“Identity and Multi-Factor Authentication in a Cloud Based World”
By Paul S. Heirendt, President/CEO, TradeHarbor
Many of the identity and authentication schemes that are employed today to add security to applications and services are actually exposing our private information.
The basic idea that a secret is something that is exposed to as few people as possible, is violated every day. The idea that “shared secrets” is a viable method to strongly authenticate someone’s identity seems to be considered as the best practice method for multi-factor authentication. When in reality a “shared secret” is an oxymoron – once you share something it is no longer a secret, and if it is a fact from a publicly available database it was not a secret to begin with.
If I call my wireless provider and the CSR asks my mother’s maiden name, I have exposed that “secret”. When I use my phone banking application and they ask my mother’s maiden name, I begin to realize that there are a lot of people who could successfully answer that question and supposedly be “authenticated”. Anyone in my family (which is very large – more than 50 people) and a lot of people who simply know my family, would succeed in that challenge. My mother grew up in a small town but that is at least another 200-300 people. This illustrates the problem with any knowledge factor – If I can’t remember it, I will fail – if someone else knows it, they will succeed.
What is multi-factor authentication? There are three different factors that can be used for authentication: Knowledge Factor - What You Know; Token Factor - What You Have; and Biometric Factor - What You Are. What You Know can be your username, password, PIN, mother’s maiden name, the make of your first car, etc.; What You Have can be your credit card, passport, laptop, mobile device, etc.; What You Are is a Biometric such as fingerprint, voice, face geometry, hand geometry, iris scan, etc. True multi-factor authentication is at minimum the use of two different factors. Many of today’s applications use a password and a “shared secret” – which is really multiple instances of one factor Knowledge – not true multi-factor authentication.
True multi-factor authentication requires the use of at least two, if not three factors. This sounds like a difficult proposition that would add a lot of friction to consumer interactions. However, there are approaches that can be employed that are easy and convenient for the user and easy for the organization to implement as a Web Service. The use of all three factors in combination makes for a very secure interaction to establish a trusted interaction.

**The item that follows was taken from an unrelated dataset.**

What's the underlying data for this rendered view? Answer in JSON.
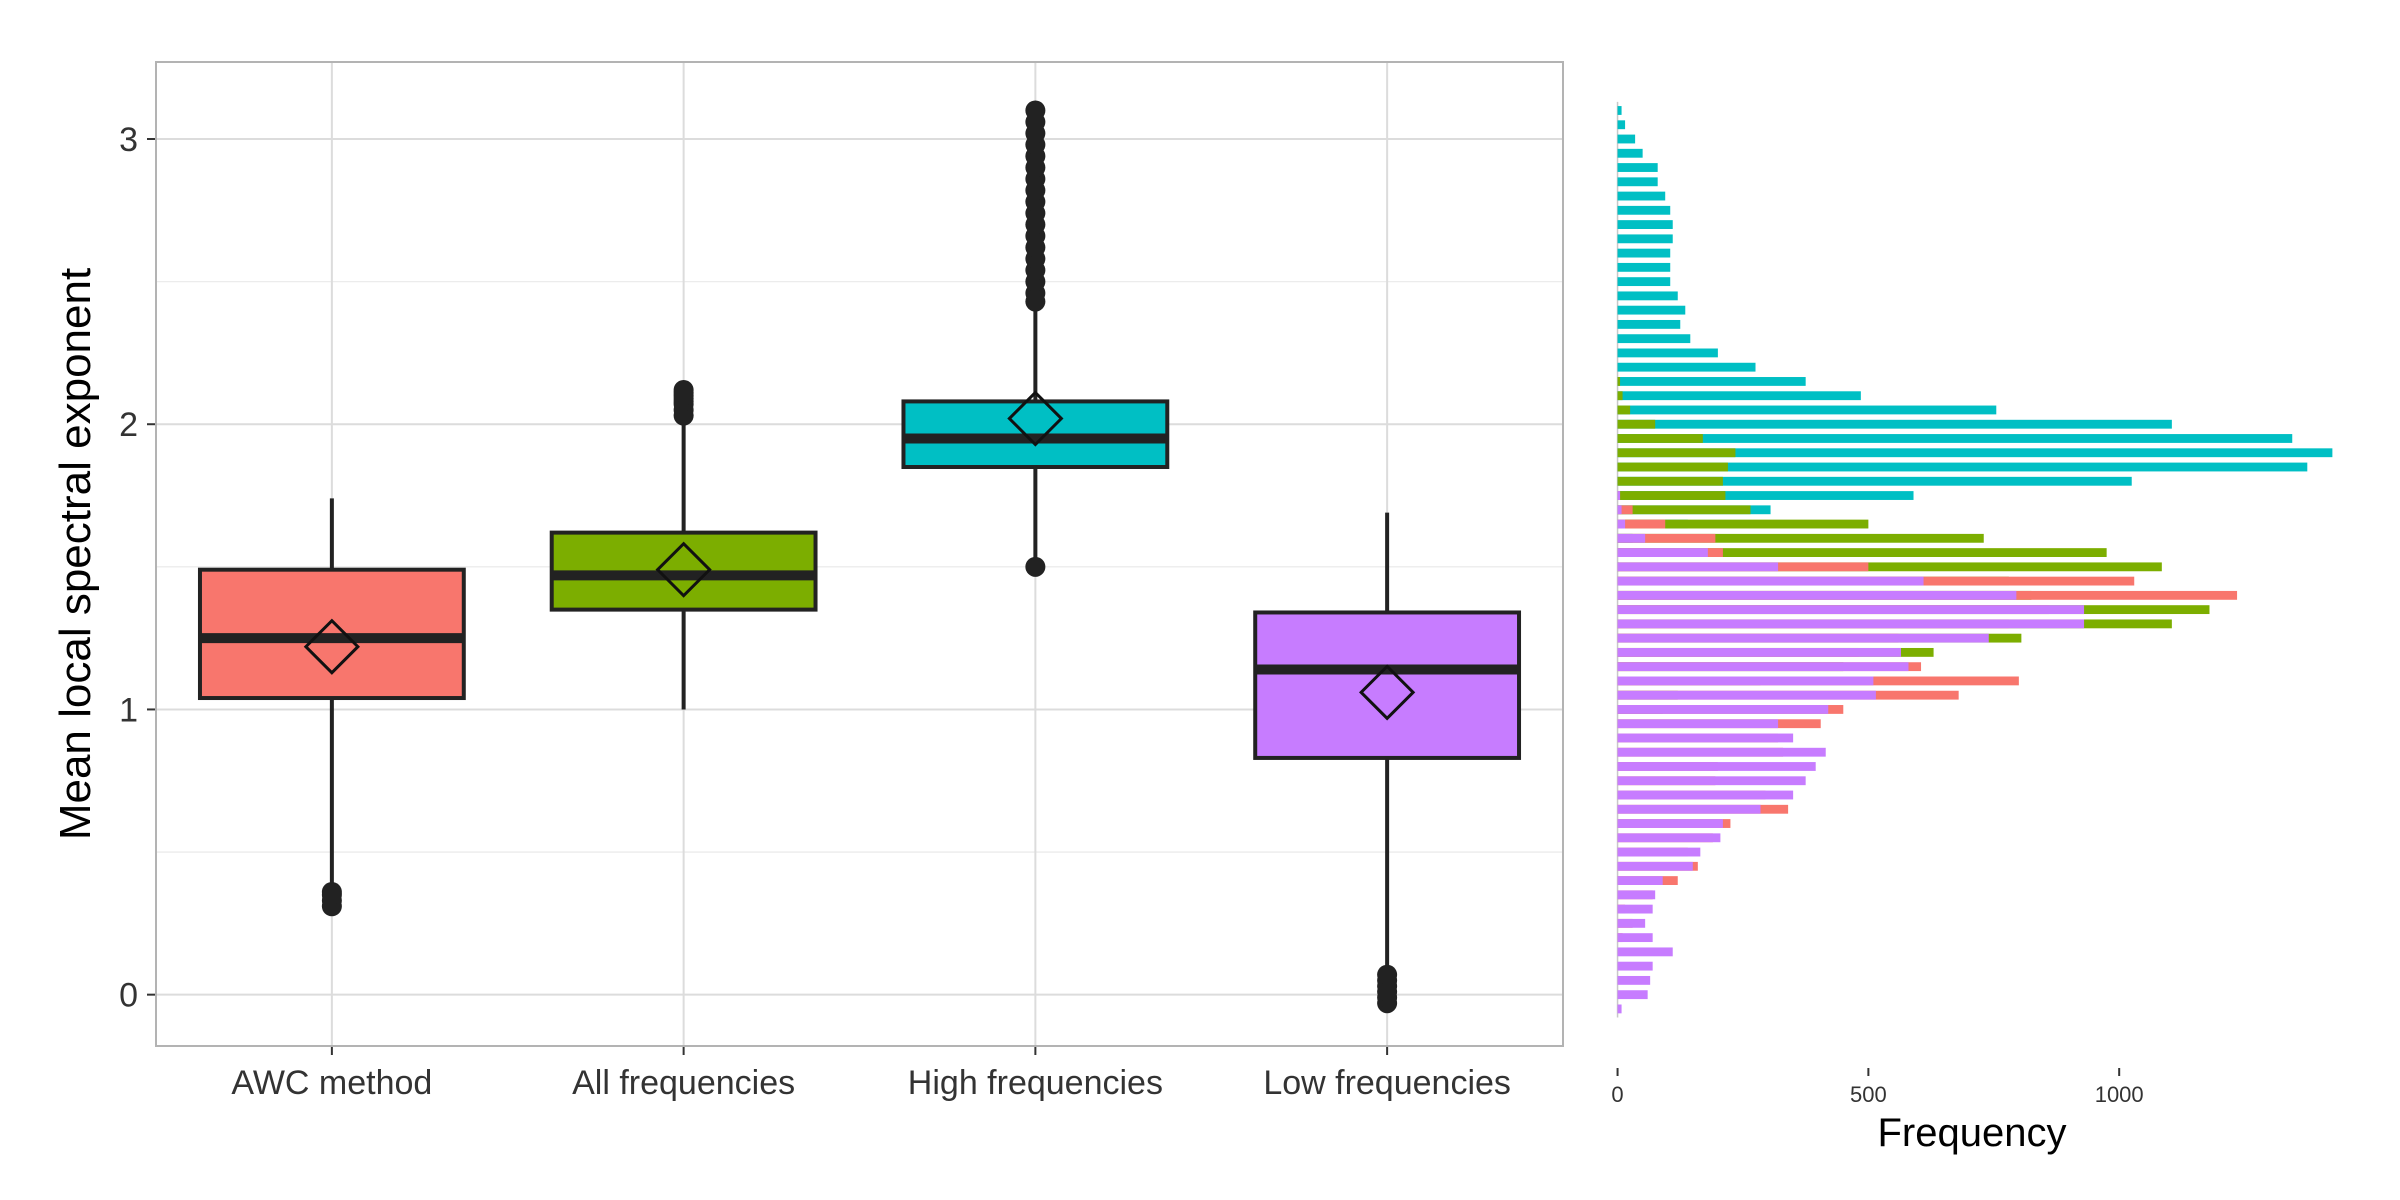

How can that be implemented? With today’s mobile devices (iOS, [iPhone, iPad & iPod Touch] and Android Windows 7 Mobile), which all can play and record audio, the user can be strongly authenticated by providing their password, then provide their Voice Signature in an Application on the mobile device. The Password is the Knowledge Factor, the device is the Token Factor, and the Voice Signature is the Biometric Factor.
With the use of Voice Signature, cable operators can now not only provide secure authentication but authorization to the individual rather than just to the household. This paradigm change opens up a plethora of potential new revenue streams for the operator, including delivery of premium content for TV Everywhere applications.
Voice is the most practical Biometric Factor because it does not require a specialized device; it is always with you, it can be dynamic, and it allows for portability across consumer touchpoints that don’t exist with the other biometrics. With fingerprints, you have 10 chances for re-enrollment if the enrollment is compromised; with Iris Scan you have 2 chances; with hand geometry you have 2 chances, etc. With voice, you can continuously enhance the dynamic model and re-enroll if necessary.